No, I wasn’t threatening to take my life. I was this close to grabbing a pair of scissors and chopping all my hair off.
Fortunately my hairdresser Richard talked me down from the ledge. “Step away from the scissors, Marissa,” he said to me over the phone. That Saturday morning I awoke with my hair in a knotted, mess of tangles. Matted in some parts, my tresses had clumped into four sections with thick roots and stringy relaxed ends forming peaks on the top. It was a natural disaster.
God must have been with me that day because the whole scenario was enough to give a girl a heart attack. Two-and-a-half months earlier I had taken my first step on the road towards natural hair. I’ve been toying with the idea for a while but I didn’t have the guts to do it. I’ve had relaxed hair since I was 11 and didn’t have a clue how to care for it in its natural state.

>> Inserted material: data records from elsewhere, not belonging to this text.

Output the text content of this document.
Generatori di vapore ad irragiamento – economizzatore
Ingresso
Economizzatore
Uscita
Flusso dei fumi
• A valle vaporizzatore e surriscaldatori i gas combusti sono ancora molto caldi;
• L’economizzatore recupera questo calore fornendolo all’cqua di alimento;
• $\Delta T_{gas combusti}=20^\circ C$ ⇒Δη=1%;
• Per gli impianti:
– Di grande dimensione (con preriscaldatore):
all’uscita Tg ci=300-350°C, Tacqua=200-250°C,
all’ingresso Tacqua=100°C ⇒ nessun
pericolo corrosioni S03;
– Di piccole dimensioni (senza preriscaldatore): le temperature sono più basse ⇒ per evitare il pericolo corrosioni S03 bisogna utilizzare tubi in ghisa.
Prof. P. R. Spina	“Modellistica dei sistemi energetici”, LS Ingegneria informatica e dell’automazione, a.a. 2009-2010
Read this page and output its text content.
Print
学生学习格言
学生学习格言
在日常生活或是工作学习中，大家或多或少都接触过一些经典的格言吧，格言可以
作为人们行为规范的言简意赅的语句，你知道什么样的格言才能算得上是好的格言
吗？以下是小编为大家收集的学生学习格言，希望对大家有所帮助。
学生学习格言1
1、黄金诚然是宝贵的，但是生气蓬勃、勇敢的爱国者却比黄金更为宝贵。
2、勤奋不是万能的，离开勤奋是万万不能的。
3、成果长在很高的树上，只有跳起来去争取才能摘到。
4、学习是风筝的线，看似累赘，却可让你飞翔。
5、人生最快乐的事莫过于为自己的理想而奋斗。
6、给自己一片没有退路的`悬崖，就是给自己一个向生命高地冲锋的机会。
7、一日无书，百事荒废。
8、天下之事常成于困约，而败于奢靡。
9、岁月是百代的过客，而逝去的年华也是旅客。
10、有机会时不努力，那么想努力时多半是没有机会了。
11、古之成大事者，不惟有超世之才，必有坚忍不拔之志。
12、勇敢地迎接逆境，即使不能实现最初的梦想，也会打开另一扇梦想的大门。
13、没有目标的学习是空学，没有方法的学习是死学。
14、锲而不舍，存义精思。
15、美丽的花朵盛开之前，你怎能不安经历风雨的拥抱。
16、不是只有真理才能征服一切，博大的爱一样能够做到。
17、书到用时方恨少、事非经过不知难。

So I did my research. I went online and trawled through blogs and videos about embracing your curls and kinks. I entered a world with its own special language of acronyms and abbreviations.
I decided my moon face was too full to go for the BC, the “Big Chop.” (I cannot rock a baldhead or a TWA, a “Teeny Weenie Afro.) Transitioning – gradually growing my natural hair out – seemed to be the better option and wearing extensions seemed the logical way to prevent unnecessary breakage.
I hate wearing braids but if I’m going to do something then I’m going to do it right. That’s why I was pleased when I found what I thought was a reputable braiding salon in Los Angeles where I live.
The establishment shall remain nameless but its website was impressive, as were the five-star testimonials on Yelp.com. The gallery of photos on their page looked good and when I went to see the stylist she assured me she could deliver what I asked for – individual braids that wouldn’t pull my roots or break my hair. She promised me they wouldn’t be heavy and I could keep them in for up to three months.